At 13, he's at helm of school newscast

Online: An imaginative eighth-grader uses his proficiency with computers and the latest video technology to create another way to get his school newsletter home to parents each week.

March 26, 2002|By Tanika White | Tanika White,SUN STAFF

Most schools have a newsletter they send home periodically to parents. Some even post the newsletter online as part of the school's Web site.

But a computer-savvy eighth-grader at Glenwood Middle School has found a way to combine the ubiquitous parent newsletter and the latest technology - sending the week's news and tidbits home on the Internet in an innovative and informative way.

Joey Spurrier, 13, has developed an online video newscast that he writes, films, produces and packages in a high-tech, real-time, imaginative broadcast nearly every week.

What once would have required a television station and a broadcast license to produce, "we can now do with an iMac computer and a video camera," said technology resource teacher Tom Miller, who supervises Joey's work.

"If a parent's on vacation in Hong Kong and they have an Internet connection," Miller said, "they can see what's going on in our school."

Each week, Joey looks over the Glenwood Cobra Connections newsletter and pulls out the most important or interesting items. He writes a camera-friendly script that a cheerful classmate reads as Joey stands on the other side of a digital camera, stopping her if she makes mistakes and watching for places where he can cut.

Then the real work begins.

Joey plugs the camera into the computer, imports the video into a software package called iMovie, edits it, creates slides and graphics on a program called Fireworks, adds transitions between clips, exports it to a program called Quicktime, exports it again to Real Media and, once it's converted to a usable form, puts it into a program called Dreamweaver.

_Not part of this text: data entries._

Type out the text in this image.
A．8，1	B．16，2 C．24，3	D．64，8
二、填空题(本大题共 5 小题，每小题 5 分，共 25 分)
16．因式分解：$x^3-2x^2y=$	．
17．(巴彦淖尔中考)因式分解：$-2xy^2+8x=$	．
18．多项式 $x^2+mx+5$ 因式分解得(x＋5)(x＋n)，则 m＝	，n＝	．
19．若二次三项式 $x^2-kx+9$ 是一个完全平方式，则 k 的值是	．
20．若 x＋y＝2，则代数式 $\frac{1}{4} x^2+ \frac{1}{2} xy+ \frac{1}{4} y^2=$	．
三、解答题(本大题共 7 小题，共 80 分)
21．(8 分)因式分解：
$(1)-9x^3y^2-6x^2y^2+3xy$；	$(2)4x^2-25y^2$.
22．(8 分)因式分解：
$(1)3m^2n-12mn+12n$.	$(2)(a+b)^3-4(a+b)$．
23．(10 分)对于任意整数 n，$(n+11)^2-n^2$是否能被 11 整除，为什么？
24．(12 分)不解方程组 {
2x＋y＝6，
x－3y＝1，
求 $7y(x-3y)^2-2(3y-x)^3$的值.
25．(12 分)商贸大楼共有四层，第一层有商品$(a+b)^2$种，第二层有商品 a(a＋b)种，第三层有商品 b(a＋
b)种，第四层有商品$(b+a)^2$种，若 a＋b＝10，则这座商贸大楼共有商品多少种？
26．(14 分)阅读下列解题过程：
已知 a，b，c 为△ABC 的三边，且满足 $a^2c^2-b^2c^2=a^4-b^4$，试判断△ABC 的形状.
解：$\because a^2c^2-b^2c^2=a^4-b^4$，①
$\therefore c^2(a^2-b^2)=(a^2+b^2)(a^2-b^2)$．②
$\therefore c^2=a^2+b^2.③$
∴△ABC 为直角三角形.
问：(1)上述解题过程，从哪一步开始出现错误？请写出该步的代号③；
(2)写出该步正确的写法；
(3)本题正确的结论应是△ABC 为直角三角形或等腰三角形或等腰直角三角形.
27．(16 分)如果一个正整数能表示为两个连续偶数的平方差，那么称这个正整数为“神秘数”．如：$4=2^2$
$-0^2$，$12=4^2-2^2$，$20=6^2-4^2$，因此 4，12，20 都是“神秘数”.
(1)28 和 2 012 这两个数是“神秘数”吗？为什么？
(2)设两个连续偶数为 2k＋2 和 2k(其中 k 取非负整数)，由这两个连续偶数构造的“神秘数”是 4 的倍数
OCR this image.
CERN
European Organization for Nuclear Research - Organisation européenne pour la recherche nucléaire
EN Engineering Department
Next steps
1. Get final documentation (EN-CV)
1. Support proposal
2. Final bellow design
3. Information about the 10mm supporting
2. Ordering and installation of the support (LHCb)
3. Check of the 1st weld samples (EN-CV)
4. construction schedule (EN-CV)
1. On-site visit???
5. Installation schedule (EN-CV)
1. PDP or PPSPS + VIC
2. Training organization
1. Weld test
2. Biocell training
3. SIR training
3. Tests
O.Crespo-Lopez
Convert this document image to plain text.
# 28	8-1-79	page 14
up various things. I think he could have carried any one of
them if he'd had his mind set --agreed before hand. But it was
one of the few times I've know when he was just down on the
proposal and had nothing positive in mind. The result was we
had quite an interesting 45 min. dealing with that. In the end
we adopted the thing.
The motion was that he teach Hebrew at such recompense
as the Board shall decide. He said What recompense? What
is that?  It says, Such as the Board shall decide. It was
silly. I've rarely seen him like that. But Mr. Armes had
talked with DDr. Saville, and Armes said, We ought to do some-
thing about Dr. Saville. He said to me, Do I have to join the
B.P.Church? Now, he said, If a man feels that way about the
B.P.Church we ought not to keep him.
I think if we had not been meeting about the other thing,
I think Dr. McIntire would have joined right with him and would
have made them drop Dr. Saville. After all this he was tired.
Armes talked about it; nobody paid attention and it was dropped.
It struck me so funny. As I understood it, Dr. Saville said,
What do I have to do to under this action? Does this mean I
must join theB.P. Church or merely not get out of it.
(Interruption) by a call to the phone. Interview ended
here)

The final product is a real video, with sound, viewable in a little box on a home or work computer screen - a mininewscast with middle-schoolers in front of the camera and behind the scenes. Sometimes, Joey includes clips from the latest choral, band or drama performances.

"We're really pushing the envelope here," Miller said.

The online video is unique in Howard County, he said, and possibly in the state.

"It sounds like a unique feature," said Barbara Reeves, the State Department of Education's director of instructional technology. "I haven't heard of anything like it. It's very imaginative and industrious of this student to do it."

Joey's been practicing for this gig since he was small.

"I've been working in computers like my whole life," said Joey. "My Mom got me started when I was really little, just typing and stuff. I like live on my computer at home. I'm on it all day, on the Internet."

Last year, Joey approached Miller and asked if he could help work on the school's Web page. Miller quickly learned how talented Joey is.

Unlike many of today's fidgety, rambunctious middle-school boys, Joey was computer-savvy and responsible. He was driven, Miller said, to turn a problem around and around until it was solved.

"You could show him something once and he knew how to do it and could do it better than you," Miller said. "He was very persistent with [learning] the software. A lot of kids would have given up."

Joey works on the online video at least four hours every week. In addition, he plays clarinet in Glenwood's band and loves to play basketball and tennis at home.

"Sometimes I lose a few hours of sleep, but that's because I start my homework late," Joey said. "But I can pretty much find time to do all of it."

The online video is catching on this year, Miller said. But he is certain more and more parents will consider it one more tool to stay in touch with their kids' school.

"We send out the [paper] newsletter, but true to form to middle school, 80 percent don't get home. They end up in the back of the bus or the bottom of the backpack," Miller said.

"This way, a parent can spend 2 1/2 minutes per week and get all the information they need."

Next year, Joey will go to Glenelg High School, and Miller will have to find someone to take his place - a task he acknowledges will be difficult. "After seeing Joey's results, there are several teachers waiting for him to get there," Miller said. "He doesn't know that though."

He does now.

"I like hearing people tell me I did a good job," Joey said, with a big grin. "It's reassuring.